Telaah Kritis Penguatan Kapasitas Peran Parpol Sebagai Pilar Utama Demokrasi

Oleh: Hendra Alfani 

Jurnal Ilmiah Dinamika Vol. 1 No. 1 Juni 2008 ISSN 1979 – 0899X

Telaah Kritis Penguatan Kapasitas Peran Parpol Sebagai Pilar Utama Demokrasi 
Oleh: Hendra Alfani *) 

Abstract 

This theoretical-critical analysis try to picture the strenghtening dinamics and political change climate in consolidation context of local democracy in transition period and also the birth of new potential political strenght in Indonesian society for the last three years.

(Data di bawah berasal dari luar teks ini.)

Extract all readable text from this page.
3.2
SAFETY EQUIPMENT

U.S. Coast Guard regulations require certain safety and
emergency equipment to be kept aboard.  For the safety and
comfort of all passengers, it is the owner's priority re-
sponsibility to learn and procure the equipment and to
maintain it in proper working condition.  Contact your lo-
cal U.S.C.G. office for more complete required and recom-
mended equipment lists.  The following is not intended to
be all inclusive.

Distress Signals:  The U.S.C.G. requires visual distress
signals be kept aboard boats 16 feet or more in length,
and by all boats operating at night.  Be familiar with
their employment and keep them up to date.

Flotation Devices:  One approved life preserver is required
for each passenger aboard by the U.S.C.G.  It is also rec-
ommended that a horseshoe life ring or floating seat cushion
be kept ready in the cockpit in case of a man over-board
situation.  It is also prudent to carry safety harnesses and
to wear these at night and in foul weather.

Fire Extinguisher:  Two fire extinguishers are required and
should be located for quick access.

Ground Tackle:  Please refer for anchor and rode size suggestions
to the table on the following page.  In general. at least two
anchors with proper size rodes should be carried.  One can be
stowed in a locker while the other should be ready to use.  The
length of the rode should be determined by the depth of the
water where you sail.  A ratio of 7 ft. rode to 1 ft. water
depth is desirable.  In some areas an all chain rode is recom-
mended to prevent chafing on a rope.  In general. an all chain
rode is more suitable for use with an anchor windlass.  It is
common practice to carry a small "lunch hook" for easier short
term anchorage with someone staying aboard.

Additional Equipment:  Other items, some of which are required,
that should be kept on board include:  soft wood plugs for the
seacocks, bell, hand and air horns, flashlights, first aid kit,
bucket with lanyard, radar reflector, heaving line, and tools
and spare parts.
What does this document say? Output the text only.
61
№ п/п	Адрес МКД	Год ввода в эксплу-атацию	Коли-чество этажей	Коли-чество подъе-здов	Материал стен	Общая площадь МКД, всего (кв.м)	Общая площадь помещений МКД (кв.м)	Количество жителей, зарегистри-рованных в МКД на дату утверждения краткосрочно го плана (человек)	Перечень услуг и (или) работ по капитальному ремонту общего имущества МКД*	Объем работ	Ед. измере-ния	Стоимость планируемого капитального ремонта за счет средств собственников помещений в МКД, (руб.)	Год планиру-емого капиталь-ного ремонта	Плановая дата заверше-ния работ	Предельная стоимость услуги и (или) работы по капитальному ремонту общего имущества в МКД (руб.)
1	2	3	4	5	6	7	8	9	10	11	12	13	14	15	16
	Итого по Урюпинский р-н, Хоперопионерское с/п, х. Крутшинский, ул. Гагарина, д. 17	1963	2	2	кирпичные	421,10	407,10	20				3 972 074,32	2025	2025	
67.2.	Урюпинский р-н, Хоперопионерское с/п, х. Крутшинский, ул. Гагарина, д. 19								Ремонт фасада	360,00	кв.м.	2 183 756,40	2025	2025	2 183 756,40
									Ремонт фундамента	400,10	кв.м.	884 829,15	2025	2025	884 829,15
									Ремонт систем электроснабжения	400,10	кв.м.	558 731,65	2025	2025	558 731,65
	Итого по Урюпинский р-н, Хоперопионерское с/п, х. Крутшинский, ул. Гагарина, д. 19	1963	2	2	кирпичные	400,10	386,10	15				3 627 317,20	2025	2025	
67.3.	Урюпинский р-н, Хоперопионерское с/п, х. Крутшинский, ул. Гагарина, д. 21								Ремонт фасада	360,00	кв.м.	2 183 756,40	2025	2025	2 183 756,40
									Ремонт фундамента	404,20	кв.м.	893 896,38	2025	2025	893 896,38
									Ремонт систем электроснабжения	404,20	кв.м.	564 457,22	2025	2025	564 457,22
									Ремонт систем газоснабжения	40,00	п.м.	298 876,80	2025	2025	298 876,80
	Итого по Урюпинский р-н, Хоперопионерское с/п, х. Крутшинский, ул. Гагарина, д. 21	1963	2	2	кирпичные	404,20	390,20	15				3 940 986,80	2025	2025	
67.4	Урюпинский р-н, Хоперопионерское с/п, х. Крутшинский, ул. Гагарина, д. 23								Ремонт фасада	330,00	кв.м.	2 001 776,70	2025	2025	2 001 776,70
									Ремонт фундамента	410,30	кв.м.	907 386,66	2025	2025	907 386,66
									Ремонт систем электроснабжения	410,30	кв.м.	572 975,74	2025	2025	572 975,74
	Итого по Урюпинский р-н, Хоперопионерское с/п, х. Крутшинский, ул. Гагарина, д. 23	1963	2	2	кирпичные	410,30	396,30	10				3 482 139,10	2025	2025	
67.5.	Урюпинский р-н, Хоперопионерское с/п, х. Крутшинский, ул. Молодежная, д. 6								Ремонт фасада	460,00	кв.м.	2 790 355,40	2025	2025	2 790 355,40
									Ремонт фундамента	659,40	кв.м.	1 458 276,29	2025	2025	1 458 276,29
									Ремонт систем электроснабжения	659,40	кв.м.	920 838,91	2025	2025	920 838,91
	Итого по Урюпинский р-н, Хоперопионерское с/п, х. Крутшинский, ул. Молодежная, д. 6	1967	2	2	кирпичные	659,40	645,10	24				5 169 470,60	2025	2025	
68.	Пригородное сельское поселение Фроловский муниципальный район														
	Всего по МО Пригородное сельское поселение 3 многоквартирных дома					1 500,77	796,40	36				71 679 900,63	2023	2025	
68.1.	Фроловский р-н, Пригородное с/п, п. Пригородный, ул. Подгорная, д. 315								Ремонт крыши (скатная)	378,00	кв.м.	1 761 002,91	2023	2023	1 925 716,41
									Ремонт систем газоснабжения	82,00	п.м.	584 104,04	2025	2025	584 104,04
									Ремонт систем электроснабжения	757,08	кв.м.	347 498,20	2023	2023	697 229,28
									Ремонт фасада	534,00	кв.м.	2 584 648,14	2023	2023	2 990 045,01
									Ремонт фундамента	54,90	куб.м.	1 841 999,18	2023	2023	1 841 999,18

Next in that context, this idea submit some significant action agendas which are proper to call attention of political party in strengthening the capacity as main democration, both in district head general election (pemilihan umum kepala daerah/pemilukada), and toward 2009 general election (pemilihan umum /pemilu).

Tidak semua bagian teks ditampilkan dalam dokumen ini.